Lawsuit Overview
October 14, 2020 - An investor in shares of Loop Industries, Inc. (NASDAQ: LOOP) filed a lawsuit in the U.S. District Court for the Southern District of New York over alleged violations of Federal Securities Laws by Loop Industries, Inc. in connection with certain allegedly false and misleading statements made between September 24, 2018 and October 12, 2020.
Canada based Loop Industries, Inc. focuses on depolymerizing waste polyethylene terephthalate (PET) plastics and polyester fibers into base building blocks.
On October 13, 2020, a report was published alleging, among other things, that “[a] former Loop employee told us that Loop’s scientists, under pressure from CEO Daniel Solomita, were tacitly encouraged to lie about the results of the company’s process internally. We have obtained internal documents and photographs to support their claims.” The report also stated that “Loop’s previous claims of breaking PET down to its base chemicals at a recovery rate of 100% were ‘technically and industrially impossible,’” according to a former employee. Moreover, the report alleged that “Executives from a division of key partner Thyssenkrupp, who Loop entered into a ‘global alliance agreement’ with in December 2018, told us their partnership is on ‘indefinite’ hold and that Loop ‘underestimated’ both costs and complexities of its process.”
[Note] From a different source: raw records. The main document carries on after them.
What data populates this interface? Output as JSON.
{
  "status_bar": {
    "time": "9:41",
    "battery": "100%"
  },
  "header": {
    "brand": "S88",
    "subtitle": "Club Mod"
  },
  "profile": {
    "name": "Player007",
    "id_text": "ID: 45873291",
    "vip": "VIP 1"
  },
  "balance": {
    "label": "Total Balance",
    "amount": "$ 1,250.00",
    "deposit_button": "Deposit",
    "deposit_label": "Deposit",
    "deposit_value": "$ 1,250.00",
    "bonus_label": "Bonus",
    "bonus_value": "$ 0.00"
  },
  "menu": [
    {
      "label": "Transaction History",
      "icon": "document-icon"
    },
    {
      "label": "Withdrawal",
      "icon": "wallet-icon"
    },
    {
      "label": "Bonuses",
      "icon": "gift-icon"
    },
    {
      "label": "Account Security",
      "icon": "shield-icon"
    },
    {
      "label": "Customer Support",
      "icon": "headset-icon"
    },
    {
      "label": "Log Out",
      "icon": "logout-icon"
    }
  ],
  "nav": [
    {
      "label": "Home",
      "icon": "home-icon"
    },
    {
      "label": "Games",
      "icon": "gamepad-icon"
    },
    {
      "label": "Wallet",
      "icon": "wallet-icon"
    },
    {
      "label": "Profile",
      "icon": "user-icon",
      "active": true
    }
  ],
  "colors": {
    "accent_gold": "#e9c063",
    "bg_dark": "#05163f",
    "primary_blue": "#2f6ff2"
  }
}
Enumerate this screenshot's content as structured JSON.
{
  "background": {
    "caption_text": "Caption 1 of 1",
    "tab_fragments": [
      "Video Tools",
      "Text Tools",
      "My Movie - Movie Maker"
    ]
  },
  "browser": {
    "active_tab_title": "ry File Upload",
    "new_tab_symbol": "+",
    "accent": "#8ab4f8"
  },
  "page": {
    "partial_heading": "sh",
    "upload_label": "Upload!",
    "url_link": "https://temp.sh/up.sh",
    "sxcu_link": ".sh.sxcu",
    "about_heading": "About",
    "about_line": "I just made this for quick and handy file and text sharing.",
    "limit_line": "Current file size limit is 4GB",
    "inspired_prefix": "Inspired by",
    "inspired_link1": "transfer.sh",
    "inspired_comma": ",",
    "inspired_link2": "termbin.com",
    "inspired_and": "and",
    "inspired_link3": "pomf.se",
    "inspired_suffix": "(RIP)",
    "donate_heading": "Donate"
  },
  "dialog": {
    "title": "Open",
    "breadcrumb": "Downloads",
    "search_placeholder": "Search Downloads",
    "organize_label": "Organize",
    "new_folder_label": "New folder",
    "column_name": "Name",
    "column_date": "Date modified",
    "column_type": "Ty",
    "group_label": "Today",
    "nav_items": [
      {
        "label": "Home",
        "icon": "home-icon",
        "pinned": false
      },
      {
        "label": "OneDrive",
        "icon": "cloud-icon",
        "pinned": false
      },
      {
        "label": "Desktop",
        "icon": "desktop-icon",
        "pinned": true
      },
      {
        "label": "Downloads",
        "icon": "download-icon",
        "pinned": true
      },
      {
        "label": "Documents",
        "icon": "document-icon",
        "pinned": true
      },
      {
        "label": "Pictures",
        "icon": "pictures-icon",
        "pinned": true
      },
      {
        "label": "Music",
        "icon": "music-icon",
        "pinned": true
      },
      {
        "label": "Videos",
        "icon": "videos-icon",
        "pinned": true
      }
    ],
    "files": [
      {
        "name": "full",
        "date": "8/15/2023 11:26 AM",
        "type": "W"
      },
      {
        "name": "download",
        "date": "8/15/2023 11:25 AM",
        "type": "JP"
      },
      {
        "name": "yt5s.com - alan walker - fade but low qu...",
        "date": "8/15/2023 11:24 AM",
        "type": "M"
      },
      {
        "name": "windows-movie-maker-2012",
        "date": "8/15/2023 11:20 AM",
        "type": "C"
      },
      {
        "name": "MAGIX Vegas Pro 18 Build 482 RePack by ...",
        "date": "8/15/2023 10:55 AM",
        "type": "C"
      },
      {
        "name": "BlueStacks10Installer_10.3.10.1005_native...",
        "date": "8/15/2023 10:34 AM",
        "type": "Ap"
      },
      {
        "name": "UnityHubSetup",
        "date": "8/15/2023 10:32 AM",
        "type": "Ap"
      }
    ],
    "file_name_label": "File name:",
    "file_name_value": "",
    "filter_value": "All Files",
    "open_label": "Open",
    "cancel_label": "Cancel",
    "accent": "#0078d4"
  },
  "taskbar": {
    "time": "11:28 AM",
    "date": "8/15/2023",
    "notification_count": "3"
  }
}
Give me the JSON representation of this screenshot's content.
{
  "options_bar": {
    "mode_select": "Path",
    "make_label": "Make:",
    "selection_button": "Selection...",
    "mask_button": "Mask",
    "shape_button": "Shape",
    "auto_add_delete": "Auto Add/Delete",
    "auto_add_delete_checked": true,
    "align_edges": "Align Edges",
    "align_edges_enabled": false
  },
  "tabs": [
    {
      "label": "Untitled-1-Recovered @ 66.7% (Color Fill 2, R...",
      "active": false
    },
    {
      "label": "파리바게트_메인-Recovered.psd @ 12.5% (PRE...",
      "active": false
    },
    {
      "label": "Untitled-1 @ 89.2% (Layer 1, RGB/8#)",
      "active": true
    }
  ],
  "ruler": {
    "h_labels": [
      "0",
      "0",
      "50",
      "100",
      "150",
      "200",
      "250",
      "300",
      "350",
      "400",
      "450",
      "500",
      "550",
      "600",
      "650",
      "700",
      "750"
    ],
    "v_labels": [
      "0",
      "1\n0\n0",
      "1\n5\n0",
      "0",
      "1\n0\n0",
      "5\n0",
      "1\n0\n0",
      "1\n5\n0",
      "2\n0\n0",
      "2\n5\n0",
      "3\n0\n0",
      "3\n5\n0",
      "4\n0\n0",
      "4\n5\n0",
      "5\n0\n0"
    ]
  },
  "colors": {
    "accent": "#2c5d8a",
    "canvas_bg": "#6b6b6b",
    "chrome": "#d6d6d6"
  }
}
Shares of Loop Industries, Inc. (NASDAQ: LOOP) declined from $13.90 per share on October 5, 2020, to as low as $6.77 per share on October 14, 2020.
According to the complaint the plaintiff alleges on behalf of purchasers of Loop Industries, Inc. (NASDAQ: LOOP) common shares between September 24, 2018 and October 12, 2020, that the defendants violated Federal Securities Laws. More specifically, the plaintiff claims that between September 24, 2018 and October 12, 2020, the Defendants failed to disclose to investors that Loop scientists were encouraged to misrepresent the results of Loop’s purportedly proprietary process, that Loop did not have the technology to break PET down to its base chemicals at a recovery rate of 100%, that, as a result, the Company was unlikely to realize the purported benefits of Loop’s announced partnerships with Indorama and Thyssenkrupp, and that, as a result of the foregoing, Defendants’ positive statements about the Company’s business, operations, and prospects were materially misleading and/or lacked a reasonable basis.